Manchmal schwindelt sich die Wahrheit aus Versehen in eine Politikerrede ein: „Aber alles hat seine Zeit“, sagte Friedrich Merz über die asymmetrische Demobilisierung als Wahlkampfstrategie von Angela Merkel. Aber nicht nur Merkels, auch die Zeit von Merz ist vorbei.
Seine Rede war ja an vielen Stellen richtig; seine Forderung nach einer „Agenda für die Fleißigen“, der Aufruf, dass weniger Staat und mehr Eigenverantwortung Deutschland groß gemacht haben. Der Kontrollverlust, den er aus diesem Internet-Magazin abgeschrieben hat – alles richtig.
Aber es klang so ältlich, wenn er von der „jungen Generation“ sprach und von den Frauen, die man reinholen müsse: alles richtig. Und doch daneben im Sound. Irgendwie in den Nuller-Jahren festgeklebt. Rechthaberei kriegt eben nicht immer Recht, auch nicht 20 Jahre später. Da interessiert man sich nämlich nicht mehr für die Schlachten von vorgestern.
Und Annegret Kramp-Karrenbauer? Sie hat erfüllt, was Merkel von ihr erwartet: Aufgeregtes reden ohne Inhalt.
„Musste ich den Mut fassen, persönliche Entscheidungen zu treffen“, sagt sie über ihren Einstieg in die Politik. Aha. Persönliche Entscheidungen kann man nicht wegdelegieren. Und dass das Vertrauen in den Staat weg ist, weil die Bahn zu spät kommt oder der Arztermin nicht gleich klappt: Was ist das für ein Staatsverständnis? Kriegen wir zukünftig auch die Pausenbrote vom Staat geschmiert (mir bitte nie Leberwurst) oder müssen und vor allem: dürfen wir auch noch etwas selber machen? Wer so spricht, eignet sich, wo die schwierigste Frage der Landespolitik ist, wo der nächste Kreisverkehr die Ampelanlage ersetzt.
Und immer spricht sie vom „C“, dem „Leitstern“. Aber was ist das C? Vitamin? Ein Saft? Zum christlich hat es nicht gereicht. Sichtbar schämt sie sich dafür und erfindet eine Verkaufsfloskel, die andere auch als Halbmond interpretieren. Ja, das sind nur Bilder. Aber so wie Merkel sich scheute, von den „Deutschen“ zu sprechen, und nur noch von „denen, die schon länger hier sind“ redete: Solche Floskeln sind ein Offenbarungseid.

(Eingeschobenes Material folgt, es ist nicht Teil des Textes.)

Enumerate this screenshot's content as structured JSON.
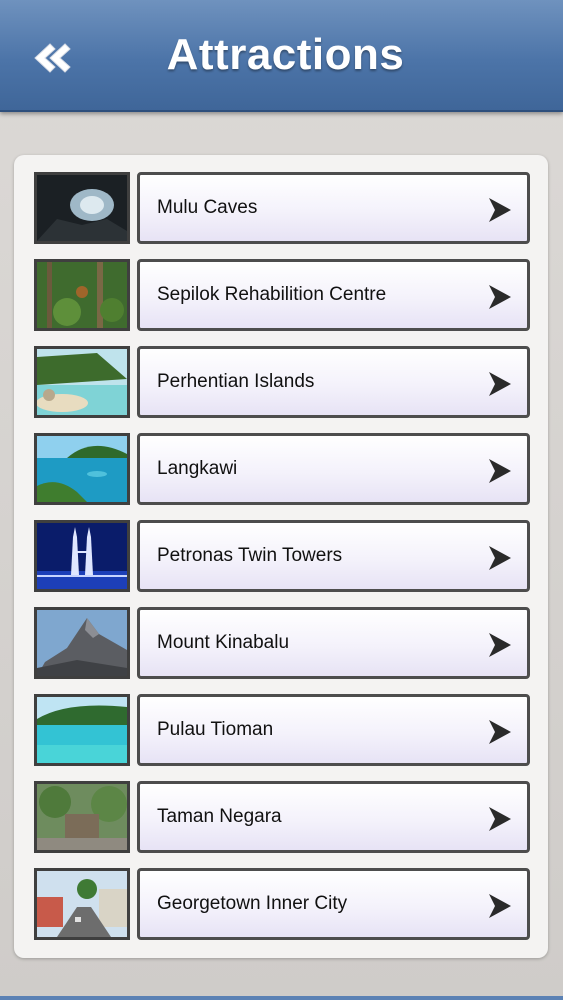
{
  "header": {
    "title": "Attractions",
    "back_icon": "double-chevron-left-icon"
  },
  "attractions": [
    {
      "label": "Mulu Caves",
      "thumb": "cave"
    },
    {
      "label": "Sepilok Rehabilition Centre",
      "thumb": "jungle"
    },
    {
      "label": "Perhentian Islands",
      "thumb": "beach"
    },
    {
      "label": "Langkawi",
      "thumb": "bay"
    },
    {
      "label": "Petronas Twin Towers",
      "thumb": "towers"
    },
    {
      "label": "Mount Kinabalu",
      "thumb": "mountain"
    },
    {
      "label": "Pulau Tioman",
      "thumb": "sea"
    },
    {
      "label": "Taman Negara",
      "thumb": "forest"
    },
    {
      "label": "Georgetown Inner City",
      "thumb": "street"
    }
  ],
  "colors": {
    "header": "#4c74a8",
    "panel": "#f4f3f2",
    "item_border": "#4d4d4d"
  }
}
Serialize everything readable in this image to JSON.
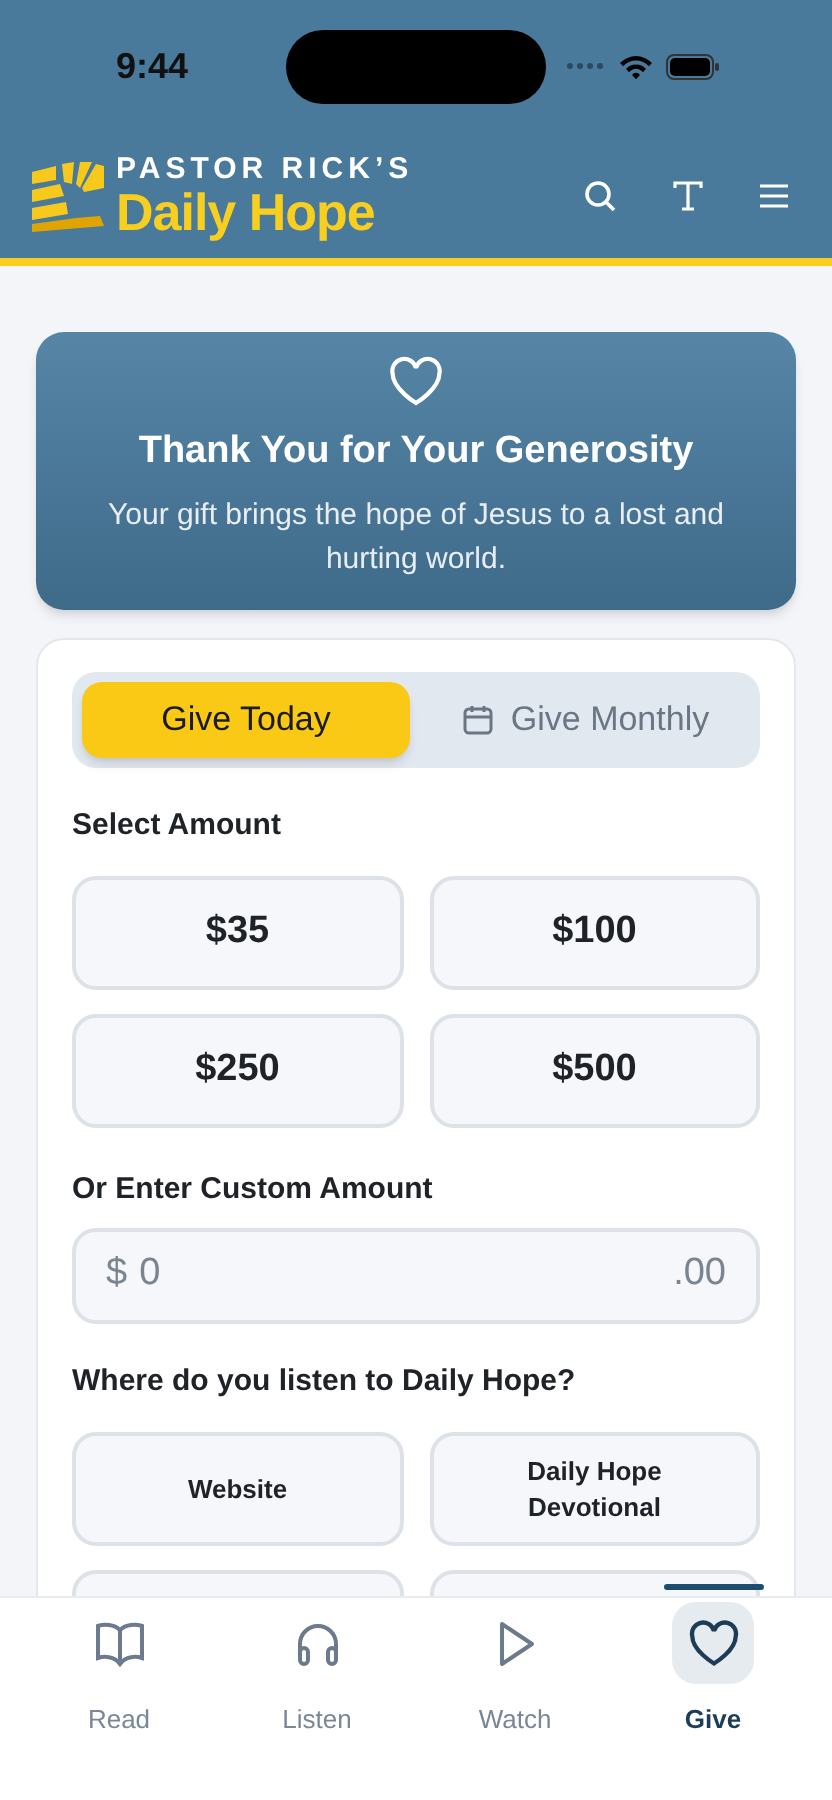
{
  "status_bar": {
    "time": "9:44"
  },
  "header": {
    "logo_top": "PASTOR RICK’S",
    "logo_bottom": "Daily Hope"
  },
  "hero": {
    "title": "Thank You for Your Generosity",
    "text": "Your gift brings the hope of Jesus to a lost and hurting world."
  },
  "give_tabs": [
    {
      "label": "Give Today",
      "selected": true
    },
    {
      "label": "Give Monthly",
      "selected": false
    }
  ],
  "amount_label": "Select Amount",
  "amounts": [
    {
      "label": "$35",
      "selected": false
    },
    {
      "label": "$100",
      "selected": false
    },
    {
      "label": "$250",
      "selected": false
    },
    {
      "label": "$500",
      "selected": false
    }
  ],
  "custom_label": "Or Enter Custom Amount",
  "custom_field": {
    "prefix": "$",
    "placeholder": "0",
    "suffix": ".00"
  },
  "listen_label": "Where do you listen to Daily Hope?",
  "listen_options": [
    {
      "label": "Website",
      "selected": false
    },
    {
      "label": "Daily Hope Devotional",
      "selected": false
    }
  ],
  "bottom_nav": [
    {
      "label": "Read",
      "selected": false
    },
    {
      "label": "Listen",
      "selected": false
    },
    {
      "label": "Watch",
      "selected": false
    },
    {
      "label": "Give",
      "selected": true
    }
  ]
}
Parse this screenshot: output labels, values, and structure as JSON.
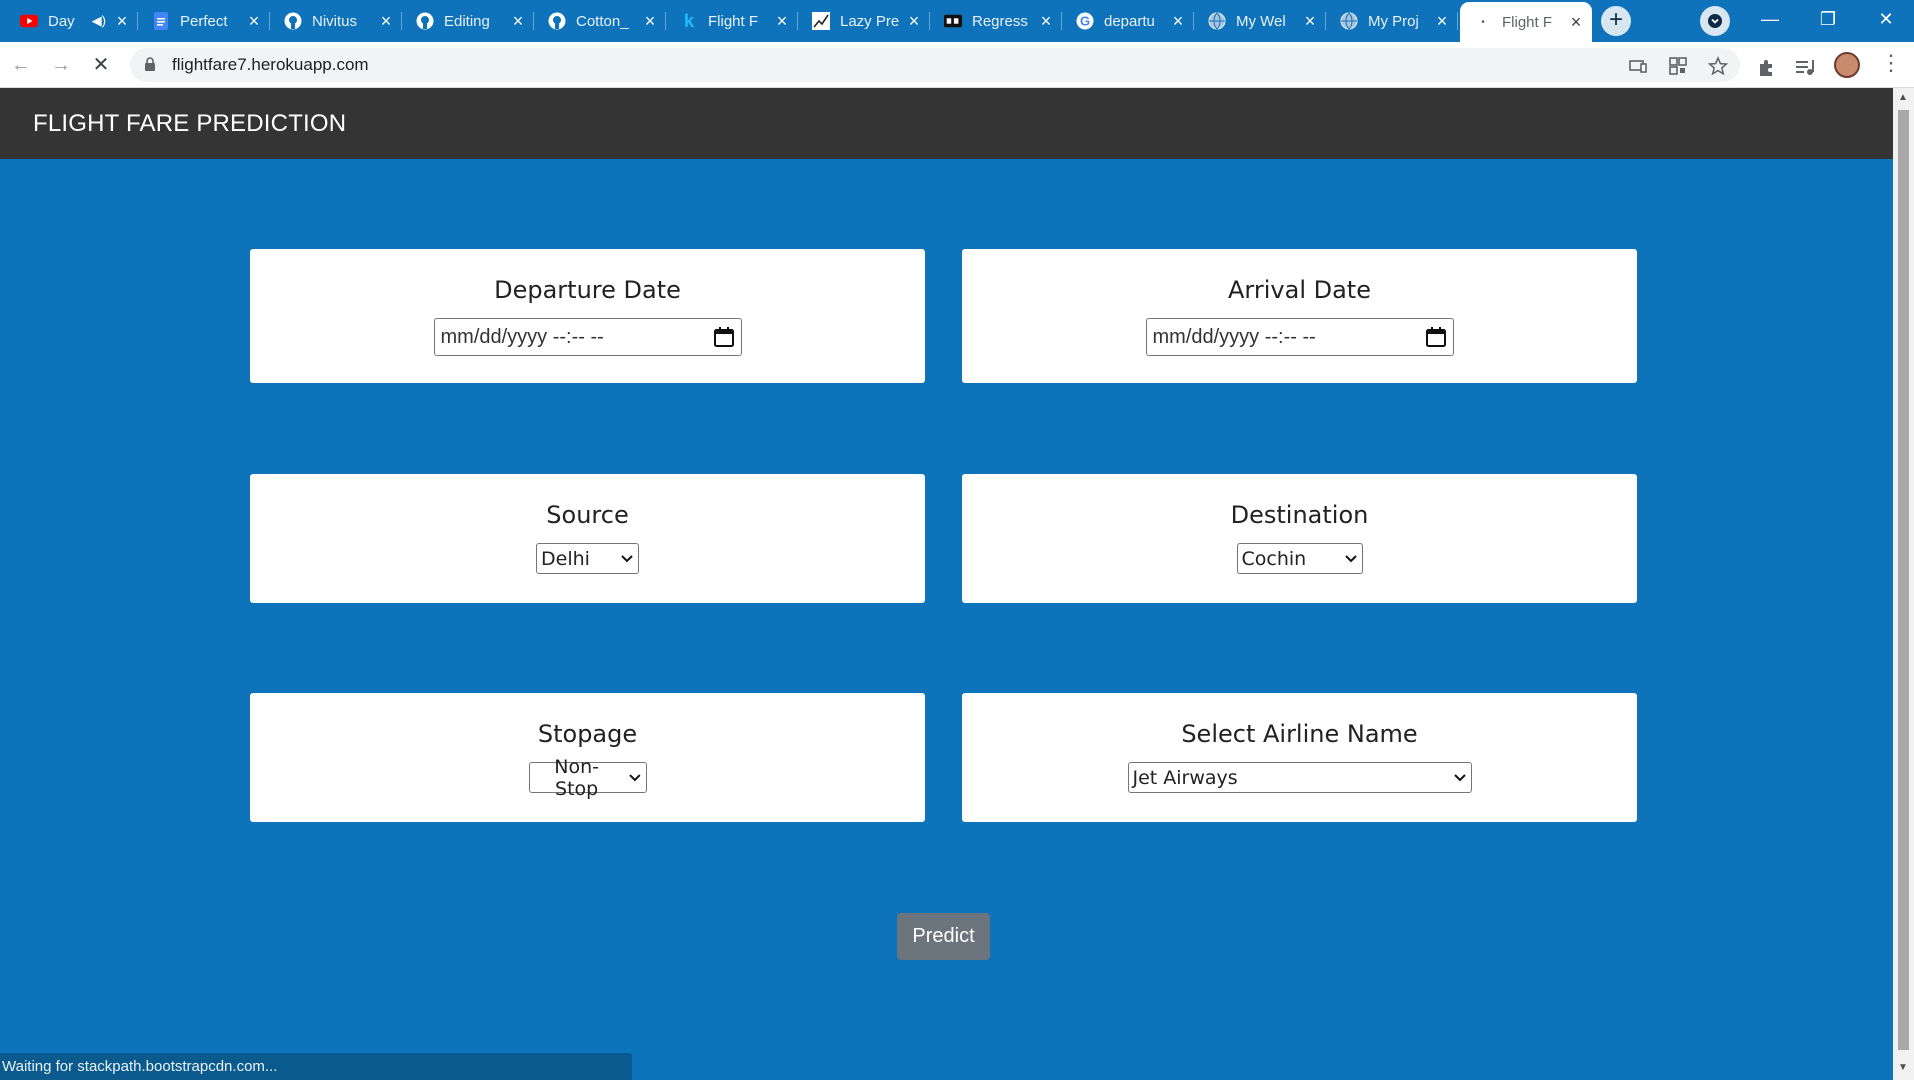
{
  "browser": {
    "tabs": [
      {
        "title": "Day",
        "icon": "youtube-icon"
      },
      {
        "title": "Perfect",
        "icon": "docs-icon"
      },
      {
        "title": "Nivitus",
        "icon": "github-icon"
      },
      {
        "title": "Editing",
        "icon": "github-icon"
      },
      {
        "title": "Cotton_",
        "icon": "github-icon"
      },
      {
        "title": "Flight F",
        "icon": "kaggle-icon"
      },
      {
        "title": "Lazy Pre",
        "icon": "chart-icon"
      },
      {
        "title": "Regress",
        "icon": "video-icon"
      },
      {
        "title": "departu",
        "icon": "google-icon"
      },
      {
        "title": "My Wel",
        "icon": "globe-icon"
      },
      {
        "title": "My Proj",
        "icon": "globe-icon"
      },
      {
        "title": "Flight F",
        "icon": "loading-icon"
      }
    ],
    "new_tab_label": "+",
    "url": "flightfare7.herokuapp.com",
    "status_text": "Waiting for stackpath.bootstrapcdn.com..."
  },
  "page": {
    "brand": "FLIGHT FARE PREDICTION",
    "departure": {
      "label": "Departure Date",
      "placeholder": "mm/dd/yyyy --:-- --"
    },
    "arrival": {
      "label": "Arrival Date",
      "placeholder": "mm/dd/yyyy --:-- --"
    },
    "source": {
      "label": "Source",
      "selected": "Delhi"
    },
    "destination": {
      "label": "Destination",
      "selected": "Cochin"
    },
    "stopage": {
      "label": "Stopage",
      "selected": "Non-Stop"
    },
    "airline": {
      "label": "Select Airline Name",
      "selected": "Jet Airways"
    },
    "predict_label": "Predict"
  },
  "colors": {
    "page_background": "#0d73bb",
    "navbar": "#343435",
    "button": "#6c757d"
  }
}
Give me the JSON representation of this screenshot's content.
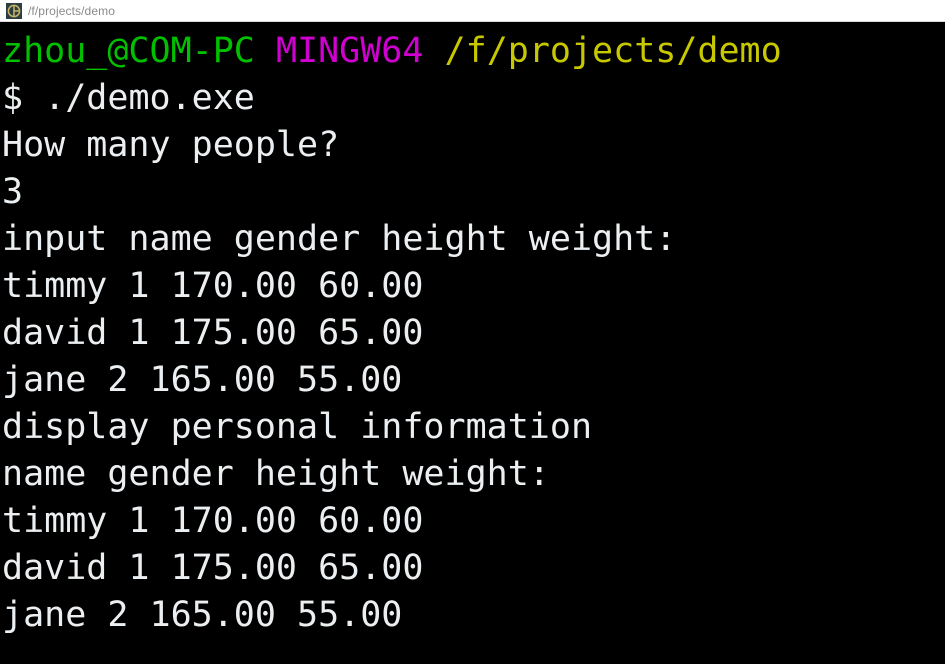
{
  "window": {
    "title": "/f/projects/demo",
    "icon": "git-bash-icon"
  },
  "colors": {
    "background": "#000000",
    "foreground": "#eceff1",
    "user_host": "#00c000",
    "shell_name": "#d000d0",
    "path": "#c8c800",
    "titlebar_bg": "#ffffff",
    "titlebar_text": "#8a8a8a"
  },
  "terminal": {
    "prompt": {
      "user_host": "zhou_@COM-PC",
      "shell": "MINGW64",
      "path": "/f/projects/demo"
    },
    "command_line": {
      "sigil": "$",
      "command": "./demo.exe"
    },
    "output": [
      "How many people?",
      "3",
      "input name gender height weight:",
      "timmy 1 170.00 60.00",
      "david 1 175.00 65.00",
      "jane 2 165.00 55.00",
      "display personal information",
      "name gender height weight:",
      "timmy 1 170.00 60.00",
      "david 1 175.00 65.00",
      "jane 2 165.00 55.00"
    ]
  }
}
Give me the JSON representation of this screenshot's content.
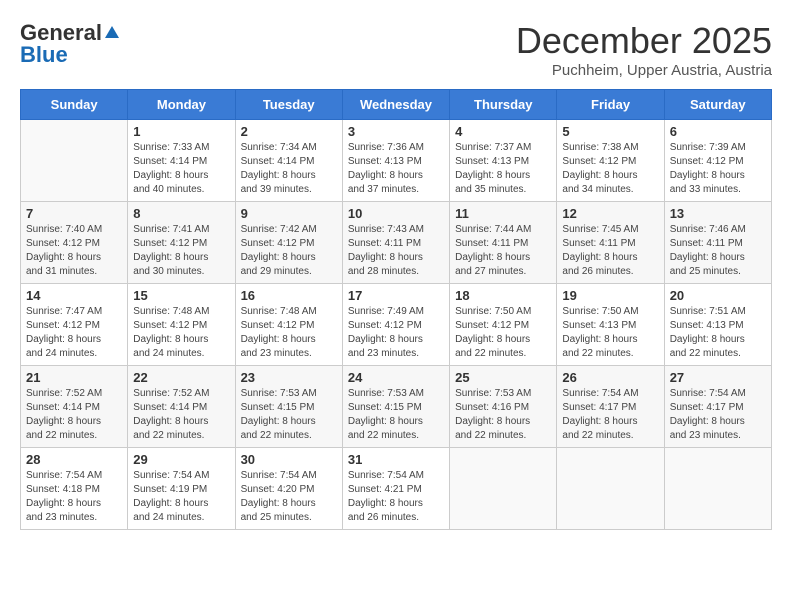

Mit Annegret Kramp-Karrenbauer hat Angela Merkel wieder ihre Generalsekretärin und kann bis zum Ende der Legislaturperiode das Land zu Ende regieren, und zwar bis zum bitteren. Keine Antwort wird gegeben auf Migration und Einwanderungspakt, auf die zunehmende Verschärfung der sozialen Frage für alle, die halt schon länger hier sind und jetzt zusammenrücken müssen, damit noch mehr Platz haben. Keine Änderung der Energiepolitik, die diese soziale Frage noch weiter verschärft und mit jedem Tag mehr zum Wachstumsrisiko wird, und keine Änderung in der Europa-Politik, die in Kauf nimmt, dass Europa zerfällt, weil die Gemeinsamkeiten überstrapaziert werden durch seltsame Alleingänge aus Paris. Und keine Antwort auf die drohend heranziehende Wirtschaftskrise: Wer die Leitindustrie zerstört oder außer Landes treibt, dem werden die Arbeitsplätze wegbrechen und die schwarze Null in eine tiefrote umgepinselt werden. Während in Frankreich die Gelbwesten das Land rocken wegen ein paar Cents Benzinpreiserhöhung, akzeptieren die Deutschen die schleichende Enteignung, die stattfindet, weil sie ihre Autos verschrotten müssen und mit Null-Zinsen ihre Altersversorgung versenken, während die Inflation schon wieder über der 2-Prozent-Grenze liegt und das übrige erledigt.
Es ist nicht die Frage, ob es Friedrich Merz besser gemacht hätte; der Wirtschaftsflügel in der Union hat schon lange nichts mehr zu sagen. Ein paar Stimmen mehr für Merz hätten nichts daran geändert, dass die CDU nach links gerückt wurde und beschlossen hat, da zu bleiben. Merkel hat den Rücken frei, der Verdruss wächst. Man könnte es auch so sagen: Sicherlich meint es Alexander Gauland dieses mal ganz Ernst, wenn er Kramp-Karrenbauer (vermutlich) zum Sieg gratuliert.
Und Jens Spahn? Ein tolles Ergebnis, er ist der Mann von morgen. Stellt sich nur die Frage, ob die CDU dann überhaupt noch Kanzler kann.